I often feel very insecure when it comes to people. I will say something and then worry I said the wrong thing, or I talk too loud, and someone tells me to be quieter.
I often don't hear things people say in a group situation and so I either have to ask people to repeat, which gets old after a while for them, or I pretend I know what's going on, which leads to strange conversations. Sometimes I give up and leave.
I often want to be part of the "in-group" so much, that I forget to be happy with what gifts I already have!
Slowly but surely, I am learning that the secret to life for me, is being grateful.
A woman I know, commented on the fact that Mr. UT is a wonderful guy.
I told her, I did not really appreciate him and all that he does for me, until I got sober.
Sobriety, (as Anne of Ainsobriety often says), is a gift.
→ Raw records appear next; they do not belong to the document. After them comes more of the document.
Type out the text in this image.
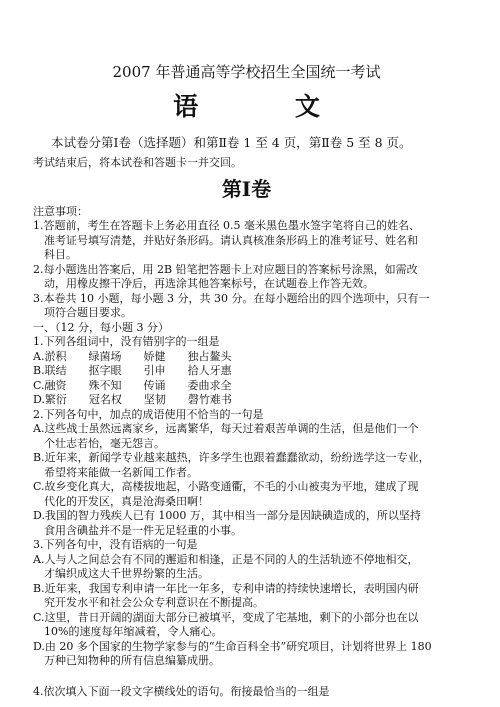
2007 年普通高等学校招生全国统一考试
语 文

本试卷分第Ⅰ卷（选择题）和第Ⅱ卷 1 至 4 页，第Ⅱ卷 5 至 8 页。

考试结束后，将本试卷和答题卡一并交回。

第Ⅰ卷

注意事项：

1.答题前，考生在答题卡上务必用直径 0.5 毫米黑色墨水签字笔将自己的姓名、

准考证号填写清楚，并贴好条形码。请认真核准条形码上的准考证号、姓名和

科目。

2.每小题选出答案后，用 2B 铅笔把答题卡上对应题目的答案标号涂黑，如需改

动，用橡皮擦干净后，再选涂其他答案标号，在试题卷上作答无效。

3.本卷共 10 小题，每小题 3 分，共 30 分。在每小题给出的四个选项中，只有一

项符合题目要求。

一、（12 分，每小题 3 分）

1.下列各组词中，没有错别字的一组是

A.淤积　　绿菌场　　娇健　　独占鳌头

B.联结　　抠字眼　　引申　　拾人牙惠

C.融资　　殊不知　　传诵　　委曲求全

D.繁衍　　冠名权　　坚韧　　磬竹难书

2.下列各句中，加点的成语使用不恰当的一句是

A.这些战士虽然远离家乡，远离繁华，每天过着艰苦单调的生活，但是他们一个

个壮志若怡，毫无怨言。

B.近年来，新闻学专业越来越热，许多学生也跟着蠢蠢欲动，纷纷选学这一专业，

希望将来能做一名新闻工作者。

C.故乡变化真大，高楼拔地起，小路变通衢，不毛的小山被夷为平地，建成了现

代化的开发区，真是沧海桑田啊！

D.我国的智力残疾人已有 1000 万，其中相当一部分是因缺碘造成的，所以坚持

食用含碘盐并不是一件无足轻重的小事。

3.下列各句中，没有语病的一句是

A.人与人之间总会有不同的邂逅和相逢，正是不同的人的生活轨迹不停地相交，

才编织成这大千世界纷繁的生活。

B.近年来，我国专利申请一年比一年多，专利申请的持续快速增长，表明国内研

究开发水平和社会公众专利意识在不断提高。

C.这里，昔日开阔的湖面大部分已被填平，变成了宅基地，剩下的小部分也在以

10%的速度每年缩减着，令人痛心。

D.由 20 多个国家的生物学家参与的“生命百科全书”研究项目，计划将世界上 180

万种已知物种的所有信息编纂成册。

4.依次填入下面一段文字横线处的语句。衔接最恰当的一组是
It keeps bringing me new 'aha" moments.
It gives me the chance to step back when I am upset or sad, and ask myself some questions, and then to be open to the answers.
And because I have lately had the feelings of being left out, I asked myself, "Why is it important to me to be included with these people?"
"What do I need or want that I am not getting?"
The answers that came to me were that I need and want connections, love and approval.
When I look at what I already have, and I discover that I have connections, love and approval right now.
I do not need to seek these things.
Instead, I want to appreciate the people that love me unconditionally.
This is a gift sobriety brings.
So, just for today, I will be sober, grateful, and probably a little loud!
On 35 Months and 3 Days,
PS - It was my birthday last Tuesday, and Mr. UT bought me a beautiful dress, and even got the right size!!